Bubakar sentia-se sozinho, situação drasticamente agravada quando a sua sombra lhe apontou uma pistola à cabeça, lhe roubou dinheiro para ir comprar droga e nunca mais voltou. Tentou denunciar a situação à policia, mas em troca apenas a resposta "sem sombra de dúvida". Olhou para o auscultador do telefone e depois marcou um número constituído por nove digitos. Três segundos depois um telemóvel vibrou em cima da pequena mesa de madeira polida bem no centro da sala. "Quem será?" perguntou-se Bubakar. Viu no monitor "Bubakar Casa" e atendeu "Alô?". Ninguém respondeu, Desligou e sentou-se no sofá a fazer Zapping. "Não está a dar nada de jeito", Bubakar queria ocupar o seu tempo com algo, mas o "Quê?", desesperou. Podia ir urinar mas não tinha vontade, ou comer mas nascera sem boca, ou ler mas nem o seu nome sabia escrever, ou jogar às cartas mas nem ao solitário o baralho queria jogar com ele, tentou tomar uma decisão, mas "O que é uma decisão?" perguntou-se. Correu para o quarto e pegou num dicionário, mas fechou-o antes de o abrir, Não sabia ler, esqueceu-se. A sua mente nunca se conseguia lembrar, esse era o truque para não esquecer. Então voltou para o sofá, fez zapping mais um pouco até que ficou vidrado num canal, Al Jazeera ou lá como "eles" lhe chamavam. Bubakar viu então as coisas mais incriveis, pessoas a voar, a dividirem-se em milhões de partículas, a assarem tipo "porco no espeto", havia até um que atirava aviões de papel contra construções Lego e soprava 2 dinamites enterrados num bolo de aniversário de seguida. Bubakar pagou 10 euros ao seu cérebro para que pudesse pensar por 5 minutos. Pensou "Eu...", e acabaram os créditos. Depois de gastar 3500 euros reformulou toda a ideia "Eu vou atirar-me pela janela". Depois gastou mais 1500 euros para conseguir tomar a decisão e correu para a janela. Mas a única janela da casa de Bubakar era apenas uma versão trial de 30 dias e a verdade é que expirara no dia anterior. Remexeu em todas as gavetas da sua casa à procura do crack da janela. E encontrou, Mas pelos vistos aquilo só funcionava com o Windows original. "Foda-se" exclamou.
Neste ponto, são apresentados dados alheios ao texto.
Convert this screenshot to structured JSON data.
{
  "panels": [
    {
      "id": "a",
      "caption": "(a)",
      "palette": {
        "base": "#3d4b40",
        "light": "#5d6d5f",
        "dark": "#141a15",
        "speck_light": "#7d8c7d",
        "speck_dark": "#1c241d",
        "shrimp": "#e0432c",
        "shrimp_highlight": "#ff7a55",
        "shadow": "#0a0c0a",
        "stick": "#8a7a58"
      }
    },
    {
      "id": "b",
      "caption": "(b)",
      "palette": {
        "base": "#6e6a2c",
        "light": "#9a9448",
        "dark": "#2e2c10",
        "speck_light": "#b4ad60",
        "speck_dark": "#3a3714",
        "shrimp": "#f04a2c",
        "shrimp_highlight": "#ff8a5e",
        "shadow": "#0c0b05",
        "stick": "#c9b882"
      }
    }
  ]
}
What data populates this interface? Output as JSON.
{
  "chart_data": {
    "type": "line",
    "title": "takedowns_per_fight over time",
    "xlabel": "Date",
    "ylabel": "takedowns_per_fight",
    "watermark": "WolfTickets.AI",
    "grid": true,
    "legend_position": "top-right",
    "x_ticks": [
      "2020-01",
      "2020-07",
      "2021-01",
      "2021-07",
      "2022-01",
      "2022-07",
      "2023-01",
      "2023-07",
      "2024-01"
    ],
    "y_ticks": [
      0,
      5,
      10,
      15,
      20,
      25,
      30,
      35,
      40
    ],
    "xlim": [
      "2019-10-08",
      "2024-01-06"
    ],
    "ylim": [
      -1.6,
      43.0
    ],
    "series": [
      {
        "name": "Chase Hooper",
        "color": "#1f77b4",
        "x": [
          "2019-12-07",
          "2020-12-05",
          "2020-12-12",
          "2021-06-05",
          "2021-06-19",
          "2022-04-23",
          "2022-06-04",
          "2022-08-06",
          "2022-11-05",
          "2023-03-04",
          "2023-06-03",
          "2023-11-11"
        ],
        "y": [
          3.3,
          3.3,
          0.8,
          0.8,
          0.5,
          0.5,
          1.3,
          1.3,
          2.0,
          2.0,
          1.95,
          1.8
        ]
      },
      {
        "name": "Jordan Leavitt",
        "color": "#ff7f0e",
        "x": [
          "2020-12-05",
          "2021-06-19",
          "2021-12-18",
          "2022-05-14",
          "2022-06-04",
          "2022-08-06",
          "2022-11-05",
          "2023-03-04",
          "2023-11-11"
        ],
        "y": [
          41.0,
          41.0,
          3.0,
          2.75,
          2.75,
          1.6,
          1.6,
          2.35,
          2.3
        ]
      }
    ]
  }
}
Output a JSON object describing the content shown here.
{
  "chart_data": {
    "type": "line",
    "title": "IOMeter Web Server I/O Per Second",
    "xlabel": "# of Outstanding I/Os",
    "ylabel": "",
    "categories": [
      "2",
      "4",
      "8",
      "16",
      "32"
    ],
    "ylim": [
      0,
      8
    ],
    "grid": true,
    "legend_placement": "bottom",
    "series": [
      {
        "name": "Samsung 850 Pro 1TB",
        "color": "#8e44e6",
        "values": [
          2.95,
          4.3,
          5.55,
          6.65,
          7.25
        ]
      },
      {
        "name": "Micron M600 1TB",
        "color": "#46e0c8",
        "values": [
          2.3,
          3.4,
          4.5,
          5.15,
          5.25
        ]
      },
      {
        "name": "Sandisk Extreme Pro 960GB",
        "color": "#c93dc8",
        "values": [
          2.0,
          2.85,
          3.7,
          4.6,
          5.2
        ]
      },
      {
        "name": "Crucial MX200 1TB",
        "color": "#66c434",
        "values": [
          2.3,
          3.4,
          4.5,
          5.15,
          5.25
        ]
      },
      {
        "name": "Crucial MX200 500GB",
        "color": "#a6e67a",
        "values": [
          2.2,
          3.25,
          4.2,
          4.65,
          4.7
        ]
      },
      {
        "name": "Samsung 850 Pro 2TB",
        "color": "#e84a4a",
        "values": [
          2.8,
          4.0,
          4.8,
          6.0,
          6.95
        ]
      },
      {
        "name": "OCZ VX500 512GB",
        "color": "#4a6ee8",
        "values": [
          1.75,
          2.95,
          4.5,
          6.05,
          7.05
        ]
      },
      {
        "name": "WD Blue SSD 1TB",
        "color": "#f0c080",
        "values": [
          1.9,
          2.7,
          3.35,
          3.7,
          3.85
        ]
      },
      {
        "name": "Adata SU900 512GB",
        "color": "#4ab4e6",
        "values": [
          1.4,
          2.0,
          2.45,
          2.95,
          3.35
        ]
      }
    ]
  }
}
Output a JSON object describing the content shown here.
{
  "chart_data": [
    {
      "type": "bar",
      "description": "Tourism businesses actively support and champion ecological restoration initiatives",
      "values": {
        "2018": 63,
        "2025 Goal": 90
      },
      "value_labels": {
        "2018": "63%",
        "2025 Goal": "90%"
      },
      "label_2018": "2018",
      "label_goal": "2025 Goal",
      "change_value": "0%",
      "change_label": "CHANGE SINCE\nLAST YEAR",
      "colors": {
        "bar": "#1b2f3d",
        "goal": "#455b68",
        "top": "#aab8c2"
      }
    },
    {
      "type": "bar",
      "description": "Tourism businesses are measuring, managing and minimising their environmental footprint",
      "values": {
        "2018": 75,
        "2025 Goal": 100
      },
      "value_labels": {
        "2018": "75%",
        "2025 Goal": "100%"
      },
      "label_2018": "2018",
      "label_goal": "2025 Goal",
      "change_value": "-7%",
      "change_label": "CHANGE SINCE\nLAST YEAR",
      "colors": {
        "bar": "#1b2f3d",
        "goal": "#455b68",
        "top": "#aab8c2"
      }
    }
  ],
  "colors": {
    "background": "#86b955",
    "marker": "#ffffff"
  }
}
(Não Sabia o que significava aquela palavra mas soava-lhe mesmo bem "Foda-se" repetia durante todo o dia, em casa, no trabalho, no supermercado, na igreja. Toda a gente o olhava quando o dizia, Bubakar nunca percebera ao certo porquê, mas desconfiava que era por falar sem boca, e atacava mais uma e outra vez com um orgulho desmesurado "Foda-se" e por vezes acrescentava com o mindinho, o indicador, o polegar bem esticados e o anelar e médio dobrados sobre a a palma da mão "Nigga". Na verdade Bubakar aprendeu todas essas expressões quando ouviu um homem cantar, um homem misterioso a quem chamavam 50 cêntimos.)

Mas voltemos então ao Drama que se viveu no apartamento de Bubakar...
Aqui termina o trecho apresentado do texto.